Dransfield stopped referring to his work as poems during this final period, preferring to call them raves. In effect the work in The Second Month of Spring can be likened to the final explosion of light a star gives off as it starts to collapse in upon itself. These last poems are, in fact, intensely personal, almost to the point of being a diary in verse.

As far as style goes they are poems cut back to the bare essentials:

even an

ugly joint

will get you high

as afghan

hills

                                ‘imports’

Word plays often become an end in themselves, and even his earlier work is not safe:

look ahead

straits of the long

voyeur

                          ‘cadlike’

While this is not great poetry, it is difficult not to be moved by the extremes of emotion – anger, hope, resignation – and, at times, the intense physical pain, which these poems highlight.

Rodney Hall, in his introduction to Voyage into Solitude, made the point that Dransfield is one of the few Australian poets to ever have “a genuine popular following….among people who do not otherwise read poetry”. The sheer size and scope of the Collected Poems, I believe, illustrates why Dransfield was able to build up this following.

Dransfield may have felt that being a poet in Australia was “the ultimate committment”, but there is no doubt that the late 60s were an exciting time to be a young poet in Australia.  While most of his contemporaries saw themselves as “modern” poets, breaking the hold of the conservatives on Australian poetry, Dransfield was reading the romantics as well as contemporary American and European poetry.
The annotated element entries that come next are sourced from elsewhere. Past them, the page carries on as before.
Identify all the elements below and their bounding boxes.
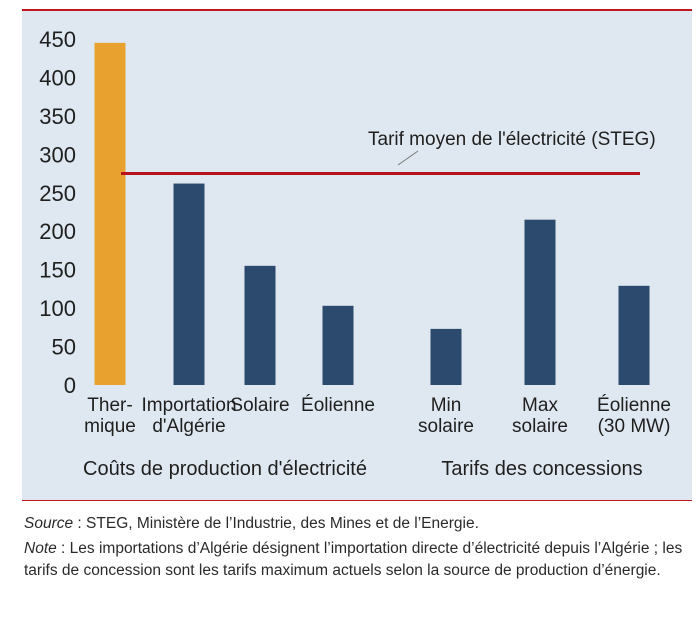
source-label: Source <box>24 515 74 532</box>
y-tick-label: 200 <box>39 219 76 244</box>
x-tick-label: mique <box>84 416 136 437</box>
group-label-concessions: Tarifs des concessions <box>441 458 642 480</box>
bottom-rule <box>22 500 692 501</box>
bar <box>244 265 276 385</box>
x-tick-label: Importation <box>141 395 236 416</box>
x-tick-label: Max <box>522 395 558 416</box>
x-tick-label: solaire <box>418 416 474 437</box>
bar <box>94 42 126 385</box>
note-label: Note <box>24 540 57 557</box>
top-rule <box>22 9 692 11</box>
y-tick-label: 250 <box>39 181 76 206</box>
source-note: Source : STEG, Ministère de l’Industrie,… <box>24 513 684 535</box>
x-tick-label: solaire <box>512 416 568 437</box>
bar <box>322 305 354 385</box>
y-tick-label: 400 <box>39 65 76 90</box>
y-tick-label: 50 <box>52 335 76 360</box>
bar-chart: 0 50 100 150 200 250 300 350 400 450 Ther-miqueImp… <box>39 27 671 480</box>
y-tick-label: 450 <box>39 27 76 52</box>
source-text: : STEG, Ministère de l’Industrie, des Mi… <box>73 515 479 532</box>
x-tick-label: d'Algérie <box>152 416 225 437</box>
reference-line-label: Tarif moyen de l'électricité (STEG) <box>368 129 656 150</box>
y-tick-label: 100 <box>39 296 76 321</box>
x-tick-label: (30 MW) <box>598 416 671 437</box>
x-tick-label: Min <box>431 395 462 416</box>
y-tick-label: 350 <box>39 104 76 129</box>
bar <box>430 328 462 385</box>
bar <box>618 285 650 385</box>
x-tick-label: Ther- <box>87 395 132 416</box>
y-tick-label: 300 <box>39 142 76 167</box>
y-tick-label: 150 <box>39 258 76 283</box>
bar <box>524 219 556 385</box>
x-tick-label: Éolienne <box>301 395 375 416</box>
reference-line-leader <box>397 150 419 166</box>
bar <box>173 183 205 385</box>
chart-panel <box>22 11 692 501</box>
group-label-production: Coûts de production d'électricité <box>83 458 367 480</box>
explanatory-note: Note : Les importations d’Algérie désign… <box>24 538 684 582</box>
x-tick-label: Éolienne <box>597 395 671 416</box>
note-text: : Les importations d’Algérie désignent l… <box>24 540 683 579</box>
y-tick-label: 0 <box>64 373 76 398</box>
x-tick-label: Solaire <box>230 395 289 416</box>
Though critics may disapprove of  Dransfield’s romanticism, there is little doubt that, during the late 60s, it tapped a feeling among young people and, as a result, can be said to lie behind much of Dransfield’s initial popularity.

Perhaps, in the final instance, Dransfield’s greatest strength can be seen in the development we can trace in the Collected Poems from the early, richly romantic poems, through to the more hard-edged poems of Memoirs of a Velvet Urinal. Sadly, his tragic death in 1973 cut short this development. We should be grateful to Rodney Hall for editing this collection because, if nothing else, it has helped focus attention back towards the poems and away from the “Dransfield myth” which has come to dominate his reputation since his death.